Northwest Florida State College (NWFSC) is thrilled to reveal the expansion of its workforce training programs tailored for inmates ready to transition into society. Inmates will be trained in sought-after skills in the Trades and Heavy Equipment Machinery sectors at Okaloosa Correctional Institution. Furthermore, those at Santa Rosa Prison will be able to enhance their abilities in Welding and Construction.

The Florida Department of Corrections (FDC) will be selecting individuals based on time served, behavior, and career interest. Following the successful achievement of necessary certifications, NWFSC will help coordinate job placement once their sentence is completed.

“Broadening the talent pipeline to meet workforce demand is the only way we will be able to meet Governor DeSantis’ objective of leading in workforce education by 2030,” said Dr. Devin Stephenson, President of Northwest Florida State College. “The College is proud to support these critical training programs and we are grateful to the Florida Department of Corrections for their generous assistance in fostering this collaboration.”

In 2023, NWFSC in collaboration with the FDC successfully facilitated the matriculation of 68 transitioning offenders via a six-month groundbreaking program. This initiative provided them with nationally recognized industry credentials, including OSHA 10 and NCCER certifications. Thanks to a generous grant of $800,000 from the FDC, the program will now provide increased workforce training opportunities for nearly 120 individuals annually.

“We know of the immediate benefits workforce education provides inmates while they are with us,” said Ricky Dixon, Secretary of the Florida Department of Corrections.” “Not only does it lead to positive outcomes while incarcerated, it results in positive outcomes for them and their families after release, and for employers who need qualified individuals for in-demand positions.”

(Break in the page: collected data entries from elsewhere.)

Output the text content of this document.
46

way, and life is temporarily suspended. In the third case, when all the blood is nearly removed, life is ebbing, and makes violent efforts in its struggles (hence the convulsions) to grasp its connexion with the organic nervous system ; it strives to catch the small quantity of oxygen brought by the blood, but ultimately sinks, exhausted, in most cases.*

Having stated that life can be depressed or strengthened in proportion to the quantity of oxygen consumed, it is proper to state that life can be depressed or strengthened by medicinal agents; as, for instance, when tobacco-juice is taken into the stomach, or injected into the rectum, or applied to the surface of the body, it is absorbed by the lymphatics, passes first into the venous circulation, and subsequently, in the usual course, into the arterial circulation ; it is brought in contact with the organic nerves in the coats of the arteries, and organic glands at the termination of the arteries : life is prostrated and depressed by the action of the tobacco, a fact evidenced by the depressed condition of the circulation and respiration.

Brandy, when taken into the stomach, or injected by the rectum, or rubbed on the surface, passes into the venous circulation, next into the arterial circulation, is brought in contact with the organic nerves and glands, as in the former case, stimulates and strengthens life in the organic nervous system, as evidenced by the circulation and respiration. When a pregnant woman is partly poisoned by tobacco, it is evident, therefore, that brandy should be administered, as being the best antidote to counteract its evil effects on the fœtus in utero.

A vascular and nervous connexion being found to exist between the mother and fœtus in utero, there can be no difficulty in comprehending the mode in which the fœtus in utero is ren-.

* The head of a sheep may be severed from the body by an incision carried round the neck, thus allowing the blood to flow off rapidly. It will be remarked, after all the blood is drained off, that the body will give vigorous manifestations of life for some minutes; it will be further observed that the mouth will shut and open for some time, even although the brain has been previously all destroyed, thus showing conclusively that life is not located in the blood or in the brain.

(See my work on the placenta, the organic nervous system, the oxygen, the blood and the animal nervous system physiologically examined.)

Educational programs within correctional facilities have been proven to improve inmates’ post-release outcomes. Statistics indicate that those inmates who participate in meaningful, career-driven educational programs are nearly 50% less likely to return to prison.

“Adult offenders are no less deserving of the dignity work it may afford them upon rehabilitation and release. That our College can provide in-demand certifications to help change lives is not only an economic benefit, but also why this College exists,” said Dr. Henry Mack, Vice President of Academic Affairs at NWFSC. “These certification pathways also align with our traditional career and technical education programs. So, if inmates want to return for an additional certificate or degree, they will have an accelerated pathway to opportunity.”